Point32 Solid Organ Transplant: Pancreas-Kidney Transplant, Pancreas Transplant, Pancreas Islet Cell Transplant(Eff. beginning 1.1.24) Form
Combined transplantation of the kidney and pancreas
Combined transplantation of the kidney and pancreas may be indicated for those Members for whom pancreas transplant is indicated who also have concomitant diabetic ESRD. Kidney and pancreas transplant candidates might be currently on dialysis or might require dialysis in the near future. Pancreas transplant alone has specific indications for Type I diabetes that is so severe that routine exogenous insulin therapy is inefficient. Pancreas islet cell transplant may be useful as an autograft in the setting of total pancreatectomy for chronic pancreatitis. Type II diabetes is not an indication for pancreas transplantation.
To initiate the prior authorization process, it is necessary to complete and submit the Pancreas Transplant Request for Coverage Form and the Kidney Transplant Request for Coverage Form, if applicable.
Clinical Guideline Coverage Criteria
The Plan uses guidance from the Centers for Medicare and Medicaid Services (CMS) and MassHealth for coverage determinations for its Dual Product Eligible plan Members. MassHealth Medical Necessity Determinations and CMSPoint32Health companies2111779Solid Organ Transplant: Pancreas-Kidney Transplant, Pancreas Transplant, Pancreas Islet Cell Transplant1National Coverage Determinations (NCDs), Local Coverage Determinations (LCDs), Local Coverage Articles (LCAs) and documentation included in the Medicare manuals are the basis for coverage determinations where available.

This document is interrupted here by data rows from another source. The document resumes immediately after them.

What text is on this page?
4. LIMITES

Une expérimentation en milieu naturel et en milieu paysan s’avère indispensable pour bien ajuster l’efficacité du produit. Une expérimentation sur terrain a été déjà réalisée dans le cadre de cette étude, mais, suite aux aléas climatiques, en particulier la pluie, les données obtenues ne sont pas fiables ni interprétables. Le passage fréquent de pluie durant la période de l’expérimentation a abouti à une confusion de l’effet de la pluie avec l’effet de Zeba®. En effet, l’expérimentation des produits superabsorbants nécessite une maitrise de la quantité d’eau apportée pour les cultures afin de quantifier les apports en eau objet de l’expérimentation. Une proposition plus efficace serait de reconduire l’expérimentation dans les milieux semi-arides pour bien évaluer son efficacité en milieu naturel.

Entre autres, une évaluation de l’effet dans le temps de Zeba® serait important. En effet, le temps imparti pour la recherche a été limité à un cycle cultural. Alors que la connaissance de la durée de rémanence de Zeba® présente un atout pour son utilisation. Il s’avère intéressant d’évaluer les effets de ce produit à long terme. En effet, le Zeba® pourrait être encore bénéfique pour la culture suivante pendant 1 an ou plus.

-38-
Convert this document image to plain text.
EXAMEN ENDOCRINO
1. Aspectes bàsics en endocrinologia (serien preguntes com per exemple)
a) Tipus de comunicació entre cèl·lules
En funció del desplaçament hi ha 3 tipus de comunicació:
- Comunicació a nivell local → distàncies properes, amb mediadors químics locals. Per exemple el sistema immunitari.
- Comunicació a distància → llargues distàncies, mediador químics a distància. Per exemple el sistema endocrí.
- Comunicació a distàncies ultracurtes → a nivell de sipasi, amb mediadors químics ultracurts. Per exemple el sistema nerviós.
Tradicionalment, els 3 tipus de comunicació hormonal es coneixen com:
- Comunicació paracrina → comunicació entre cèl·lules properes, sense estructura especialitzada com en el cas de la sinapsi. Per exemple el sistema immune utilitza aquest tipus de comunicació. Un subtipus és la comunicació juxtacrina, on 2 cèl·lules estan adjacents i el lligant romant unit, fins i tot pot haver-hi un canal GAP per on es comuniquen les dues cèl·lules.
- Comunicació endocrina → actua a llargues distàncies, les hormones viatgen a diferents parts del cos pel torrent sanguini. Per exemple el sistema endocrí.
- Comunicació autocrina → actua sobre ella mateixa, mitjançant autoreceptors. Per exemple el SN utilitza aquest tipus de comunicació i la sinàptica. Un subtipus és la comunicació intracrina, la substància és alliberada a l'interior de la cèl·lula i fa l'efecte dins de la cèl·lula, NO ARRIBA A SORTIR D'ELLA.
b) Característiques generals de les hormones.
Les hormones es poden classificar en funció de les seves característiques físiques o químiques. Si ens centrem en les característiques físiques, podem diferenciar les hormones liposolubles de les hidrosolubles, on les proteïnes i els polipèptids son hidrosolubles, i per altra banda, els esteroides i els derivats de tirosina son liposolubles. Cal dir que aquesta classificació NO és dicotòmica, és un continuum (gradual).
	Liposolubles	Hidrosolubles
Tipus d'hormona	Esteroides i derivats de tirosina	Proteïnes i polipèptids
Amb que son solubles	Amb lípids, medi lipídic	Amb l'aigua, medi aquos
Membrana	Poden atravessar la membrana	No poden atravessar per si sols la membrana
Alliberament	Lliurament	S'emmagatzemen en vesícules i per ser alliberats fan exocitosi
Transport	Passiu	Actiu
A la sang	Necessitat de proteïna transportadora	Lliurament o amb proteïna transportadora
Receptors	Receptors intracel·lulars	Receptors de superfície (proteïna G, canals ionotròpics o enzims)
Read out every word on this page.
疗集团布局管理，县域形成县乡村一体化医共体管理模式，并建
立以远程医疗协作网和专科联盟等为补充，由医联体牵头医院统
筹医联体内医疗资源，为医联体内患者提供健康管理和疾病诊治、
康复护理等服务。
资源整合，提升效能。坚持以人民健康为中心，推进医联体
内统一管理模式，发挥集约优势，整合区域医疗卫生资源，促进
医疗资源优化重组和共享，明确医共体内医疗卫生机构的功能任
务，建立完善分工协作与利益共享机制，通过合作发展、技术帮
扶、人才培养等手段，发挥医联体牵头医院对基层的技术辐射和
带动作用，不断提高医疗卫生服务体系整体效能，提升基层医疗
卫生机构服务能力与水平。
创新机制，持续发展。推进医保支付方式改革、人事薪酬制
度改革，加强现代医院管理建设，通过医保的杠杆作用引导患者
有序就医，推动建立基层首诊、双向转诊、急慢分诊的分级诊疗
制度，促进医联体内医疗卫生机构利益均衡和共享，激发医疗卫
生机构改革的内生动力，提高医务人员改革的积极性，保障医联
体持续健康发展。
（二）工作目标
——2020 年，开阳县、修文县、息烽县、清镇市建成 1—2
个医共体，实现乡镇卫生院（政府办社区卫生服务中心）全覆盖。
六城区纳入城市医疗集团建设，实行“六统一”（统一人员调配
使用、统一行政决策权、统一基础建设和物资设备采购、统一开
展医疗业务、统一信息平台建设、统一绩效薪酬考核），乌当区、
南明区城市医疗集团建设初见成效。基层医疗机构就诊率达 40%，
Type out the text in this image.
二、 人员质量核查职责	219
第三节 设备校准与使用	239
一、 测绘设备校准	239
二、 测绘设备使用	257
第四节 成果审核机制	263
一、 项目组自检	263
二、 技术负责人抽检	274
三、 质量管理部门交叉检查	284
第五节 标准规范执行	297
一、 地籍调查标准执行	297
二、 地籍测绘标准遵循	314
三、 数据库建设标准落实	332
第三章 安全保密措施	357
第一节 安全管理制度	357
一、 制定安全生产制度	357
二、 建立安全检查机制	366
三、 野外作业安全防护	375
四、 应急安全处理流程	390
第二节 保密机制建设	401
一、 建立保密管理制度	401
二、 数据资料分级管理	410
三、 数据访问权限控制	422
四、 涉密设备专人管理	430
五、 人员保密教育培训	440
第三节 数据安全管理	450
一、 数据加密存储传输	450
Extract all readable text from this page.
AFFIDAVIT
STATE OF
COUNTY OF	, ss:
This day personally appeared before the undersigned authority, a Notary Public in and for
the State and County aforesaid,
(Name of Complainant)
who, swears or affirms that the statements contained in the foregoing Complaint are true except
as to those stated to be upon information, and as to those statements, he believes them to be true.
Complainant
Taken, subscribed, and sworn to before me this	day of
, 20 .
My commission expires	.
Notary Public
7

For Tuft’s Health One Care plan Members the following criteria is used:
- Pancreas Transplants NCD 206.3
- MassHealth Medical Necessity Determinations for Organ Transplant Procedures
Pancreas Transplantation Alone:
- Absence of clinical history of emotional, psychological, or behavioral events precluding diligent compliance with insulin-based regimen to control blood sugar that has resulted in hospitalization within the two years prior to authorization; and
- Consistent failure of insulin-based management to prevent acute complications, despite documented diligent Member compliance with transplant program recommendations; and
- History of frequent, acute, and severe metabolic complications (hypoglycemia, marked hyperglycemia, ketoacidosis) requiring recurrent hospitalization
Simultaneous Pancreas-Kidney Transplant (SPK):
The Plan may authorize a simultaneous pancreas-kidney transplant (SPK) for Members with end stage renal disease from Type I diabetic nephropathy for Members aged 18 to 55 who meet all of the criteria for a kidney transplant.
Pancreas Transplantation after a previous kidney transplant:
The Plan may authorize pancreas transplantation after a previous kidney transplant for Members with Type I diabetes mellitus who meet all of the criteria for a simultaneous pancreas-kidney transplant (SPK).
Autologous Islet Cell Transplantation:
The Plan may authorize an autologous islet cell transplantation as an adjunct to a total or near total pancreatectomy in Members with chronic painful pancreatitis only if the Member is having the procedure performed at a center with an experimental pancreatic islet cell transplant program and appropriate islet cell extraction /purification techniques available on site.
Limitations
The Plan will not authorize coverage of a pancreas-kidney, pancreas, or pancreas islet cell transplant for Members with ONE of the following:
- Active or uncontrolled alcohol use disorder or substance use disorder
- Advanced ileo-femoral vascular disease
- Any past history of active tuberculosis, systemic or localized solid organ fungal infection excluding candida dermatitis, solid organ viral infection (e.g., hepatitis, encephalitis, mumps) and malignant neoplasm other than basal cell carcinoma within the past five years
- Any unresolved psychosocial concerns or history of noncompliance with medical management
- History of malignancy within past 5 years of transplantation
Human immunodeficiency virus (HIV) disease unless ALL of the following are met:
- CD4 count greater than 200 cells/mm3 during 3 months prior to transplantation
- Undetectable HIV-1 ribonucleic acid (RNA)
- Stable anti-retroviral therapy for > 3 months
- Absence of serious complications associated with or secondary to HIV disease (e.g., opportunistic infection, including aspergillus, tuberculosis, coccidioidomycosis, resistant fungal infections; Kaposi’s sarcoma; or other neoplasm)
Obesity:
Patients’ weight over 130% of ideal (BMI 25-28 kg/m2 to encompass NIH and CDI guidelines) or BMI ≥ 35 kg/m2
Serous conditions that create an inability to tolerate transplant surgery or post-transplant care
The Plan will not authorize coverage of an Islet cell transplant alone for diabetes mellitus because it is considered to be experimental and investigational
Note: Smoking has been strongly correlated to adverse health and surgical outcomes. There is evidence to show that smoking, both by donors and by recipients, has a major impact on outcomes after organ transplantation. Smoking cessation is strongly recommended for both donors and recipients prior to transplantation.